Anterior Placenta – What Role Does The Position Of The Placenta Play?
In most cases, the placenta is located in the upper part of the uterus. There it has plenty of room to spread forward and backward. Sometimes, however, there is an anterior wall placenta or a posterior wall placenta. The placenta therefore sits either in the front towards the mother’s navel or in the back towards the spine.
The diagnosis of anterior wall placenta is made during an ultrasound examination. At first, this does not mean anything bad, because pregnancy and birth usually proceed without complications. The position of the placenta is recorded in the maternity record so that the doctors and midwives know where it is when the baby is born. The position can be important, for example, in the event of a cesarean section.
However, because the placenta lies behind the abdominal wall like a kind of pillow, the mother may feel the baby’s movements later than other mothers. Weaker kicks are dampened by the placenta and are less noticeable. Stronger kicks, on the other hand, are felt less strongly, often to the mother’s advantage.
Complications With An Anterior Placenta
In general, the mere fact that the placenta is located on the anterior wall of the uterus or on the posterior wall is not an obstacle to a pregnancy without complications. However, it does happen that the anterior wall placenta or posterior wall placenta is too deep and pushes in front of the cervix. This is called placenta praevia, which is not uncommon. In this case, the cervix is completely or partially covered, which can lead to complications during birth.
In a spontaneous birth with placenta praevia, there can be heavy bleeding, which can be very dangerous for mother and child. In addition, if the placenta is injured during birth, it may not completely detach from the uterus. This, in turn, can lead to severe blood loss, inflammation and growths that can be life-threatening for the mother.
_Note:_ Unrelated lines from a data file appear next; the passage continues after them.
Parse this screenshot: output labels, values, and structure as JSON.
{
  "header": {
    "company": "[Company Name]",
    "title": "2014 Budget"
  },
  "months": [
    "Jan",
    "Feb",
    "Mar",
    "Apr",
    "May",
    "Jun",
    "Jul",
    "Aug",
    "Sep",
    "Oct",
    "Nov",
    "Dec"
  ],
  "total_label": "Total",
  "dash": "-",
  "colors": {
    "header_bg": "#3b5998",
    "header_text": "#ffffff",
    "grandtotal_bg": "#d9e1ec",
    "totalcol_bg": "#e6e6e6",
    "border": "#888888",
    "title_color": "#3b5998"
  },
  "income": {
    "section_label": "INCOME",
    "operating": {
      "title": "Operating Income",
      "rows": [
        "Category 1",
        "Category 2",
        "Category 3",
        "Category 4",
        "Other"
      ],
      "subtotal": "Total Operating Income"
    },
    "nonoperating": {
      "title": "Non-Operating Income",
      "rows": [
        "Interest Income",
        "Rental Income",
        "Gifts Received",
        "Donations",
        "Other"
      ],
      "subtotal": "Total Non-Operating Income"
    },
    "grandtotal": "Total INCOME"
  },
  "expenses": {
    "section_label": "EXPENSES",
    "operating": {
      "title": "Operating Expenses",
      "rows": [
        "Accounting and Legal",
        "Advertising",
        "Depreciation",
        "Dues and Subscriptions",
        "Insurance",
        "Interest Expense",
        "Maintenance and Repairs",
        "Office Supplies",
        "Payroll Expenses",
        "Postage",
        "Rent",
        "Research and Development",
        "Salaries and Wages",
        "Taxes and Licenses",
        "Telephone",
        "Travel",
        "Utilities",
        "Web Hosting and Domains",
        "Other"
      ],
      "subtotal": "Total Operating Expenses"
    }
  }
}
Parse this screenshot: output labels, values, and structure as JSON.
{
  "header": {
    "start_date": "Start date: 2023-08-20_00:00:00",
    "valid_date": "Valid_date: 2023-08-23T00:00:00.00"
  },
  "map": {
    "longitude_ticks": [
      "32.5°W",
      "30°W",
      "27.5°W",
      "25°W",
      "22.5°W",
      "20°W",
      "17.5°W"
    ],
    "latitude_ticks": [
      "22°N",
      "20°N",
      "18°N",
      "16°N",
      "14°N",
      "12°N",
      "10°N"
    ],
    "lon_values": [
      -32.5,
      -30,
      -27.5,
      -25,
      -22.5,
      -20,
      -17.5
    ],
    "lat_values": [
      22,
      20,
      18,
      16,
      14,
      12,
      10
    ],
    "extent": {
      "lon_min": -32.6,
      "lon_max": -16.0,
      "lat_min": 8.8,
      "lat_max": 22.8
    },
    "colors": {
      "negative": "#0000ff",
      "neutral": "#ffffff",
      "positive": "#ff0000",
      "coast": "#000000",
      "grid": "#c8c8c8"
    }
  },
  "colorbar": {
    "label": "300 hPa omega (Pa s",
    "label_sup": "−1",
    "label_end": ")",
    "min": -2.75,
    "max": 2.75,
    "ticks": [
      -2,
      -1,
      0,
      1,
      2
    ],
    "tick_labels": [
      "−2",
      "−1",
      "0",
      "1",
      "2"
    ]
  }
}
Therefore, if placenta praevia is present, delivery is usually by cesarean section to avoid these dangers. However, if it is only an anterior wall placenta or a posterior wall placenta without placenta previa, a spontaneous birth is also possible without any problems.
Basic Protective Measures In The Case Of An Anterior Wall Placenta
In the case of an anterior wall placenta, the pregnant woman must pay special attention to the abdomen. Falls and hard impacts against the abdomen can lead to premature detachment of the placenta and consequent undersupply of the baby. This is also the case if the placenta is in a different location. But it is particularly at risk in the anterior region.
It is therefore advisable to carry out a check-up even in the case of minor accidents to determine whether everything is in order.